Da reportagem
Não foi nas condições que ele sonhava, mas o jovem tatuiano Lucas Cardoso realizou, na noite de quinta-feira da semana passada, 14, na Arena Pantanal, em Cuiabá (MT), a primeira partida como atleta profissional de futebol.
Devido ao surto de Covid-19 no elenco do Guarani, o goleiro teve a oportunidade de estrear pelo time campineiro na derrota diante do Cuiabá. A partida foi válida pela 35ª rodada do Campeonato Brasileiro da Série B.
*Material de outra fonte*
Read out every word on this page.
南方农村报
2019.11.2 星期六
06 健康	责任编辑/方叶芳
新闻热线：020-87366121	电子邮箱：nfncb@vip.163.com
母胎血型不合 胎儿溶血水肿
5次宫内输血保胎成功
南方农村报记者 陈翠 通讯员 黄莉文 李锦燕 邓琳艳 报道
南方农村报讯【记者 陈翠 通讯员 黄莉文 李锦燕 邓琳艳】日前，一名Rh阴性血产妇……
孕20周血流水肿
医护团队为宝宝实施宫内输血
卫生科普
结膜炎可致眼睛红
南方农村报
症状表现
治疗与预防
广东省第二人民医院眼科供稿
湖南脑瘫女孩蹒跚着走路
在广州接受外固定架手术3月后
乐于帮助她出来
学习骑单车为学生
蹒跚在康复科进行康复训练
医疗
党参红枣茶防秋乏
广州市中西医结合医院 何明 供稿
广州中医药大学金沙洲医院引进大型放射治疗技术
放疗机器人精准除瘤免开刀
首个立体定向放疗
Para estrear profissionalmente aos 19 anos (ele completa 20 anos em 6 de abril), Cardoso começou a treinar futsal no Clube de Campo, em 2010. Após breve passagem pela Associação Atlética XI de Agosto, retornou à equipe campestre e migrou aos gramados.
Aos 13 anos, o goleiro fez um teste no Primavera, de Indaiatuba, e foi aprovado, mas,devido à pouca idade, não pôde ficar alojado.“Eu ‘batia’ e voltava alguns dias da semana e continuava jogando no Clube de Campo”, conta Cardoso.
No ano seguinte, o treinador do Primavera deixou Indaiatuba e foi contratado pelo Guarani, levando o então adolescente de Tatuí para um teste no time campineiro.O jovem foi novamente aprovado, pôde ficar alojado e, desde então, reside em Campinas,há cinco anos.
Cardoso destaca a possibilidade de ter feito a primeira partida da carreira justamente pelo Guarani, campeão brasileiro em 1978 e que já revelou vários craques, como Careca, Evair, João Paulo, Neto, Amoroso e Luizão.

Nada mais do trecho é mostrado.